Berau – KabarKalteng.com, kasus pencabulan anak berkebutuhan khusus (ABK) yang diduga dilakukan seorang guru SLB di Kabupaten Berau, Kalimantan Timur (Kaltim), terus berkembang. Polisi mengungkap jumlah korban bertambah menjadi sembilan anak, termasuk tiga korban yang masih duduk di bangku sekolah dasar, pada Rabu (13/5/2026).

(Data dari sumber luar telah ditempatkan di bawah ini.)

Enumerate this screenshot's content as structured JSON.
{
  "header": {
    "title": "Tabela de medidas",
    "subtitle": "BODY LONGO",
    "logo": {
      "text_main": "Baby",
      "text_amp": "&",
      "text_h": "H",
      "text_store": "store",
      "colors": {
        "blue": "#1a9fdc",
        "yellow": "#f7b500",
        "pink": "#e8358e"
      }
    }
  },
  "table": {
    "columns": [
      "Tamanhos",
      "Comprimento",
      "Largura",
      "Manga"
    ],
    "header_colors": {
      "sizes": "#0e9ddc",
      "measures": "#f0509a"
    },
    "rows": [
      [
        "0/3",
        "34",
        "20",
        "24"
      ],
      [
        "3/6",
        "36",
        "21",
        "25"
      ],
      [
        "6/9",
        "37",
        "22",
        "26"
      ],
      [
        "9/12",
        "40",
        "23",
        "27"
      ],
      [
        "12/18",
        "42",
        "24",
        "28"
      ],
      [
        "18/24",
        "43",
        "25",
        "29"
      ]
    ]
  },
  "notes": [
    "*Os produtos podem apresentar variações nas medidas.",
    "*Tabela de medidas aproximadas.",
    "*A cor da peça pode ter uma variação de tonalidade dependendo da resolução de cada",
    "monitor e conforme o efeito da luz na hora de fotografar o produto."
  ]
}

Kanit PPA Satreskrim Polres Berau Iptu Siswanto mengatakan hasil penyelidikan sementara, aksi asusila itu diduga sudah berlangsung selama bertahun-tahun. Perbuatan tersebut dilakukan sejak pelaku mulai bekerja di sekolah tersebut. "Sementara ini, korban sudah sembilan anak. Tiga korban di antaranya masih usia sekolah dasar dan perbuatannya kepada tiga korban ini baru-baru dilakukan tersangka," ujar Iptu Siswanto.
Polisi menyebut jumlah korban masih berpotensi bertambah. Berdasarkan pemeriksaan yang dilakukan, aksi pencabulan itu diduga berlangsung cukup lama dan menyasar ABK di lingkungan sekolah. "Kemungkinan korban masih bisa bertambah karena proses penyelidikan masih berjalan," katanya.
Siswanto menjelaskan beberapa korban bahkan sudah ada yang lulus sekolah. Hal itu memperkuat dugaan bahwa tindakan asusila tersebut dilakukan tersangka dalam rentang waktu yang panjang. "Aksi itu dilakukan sejak tersangka bekerja di sekolah tersebut. Bahkan ada korban yang sudah lulus," jelasnya.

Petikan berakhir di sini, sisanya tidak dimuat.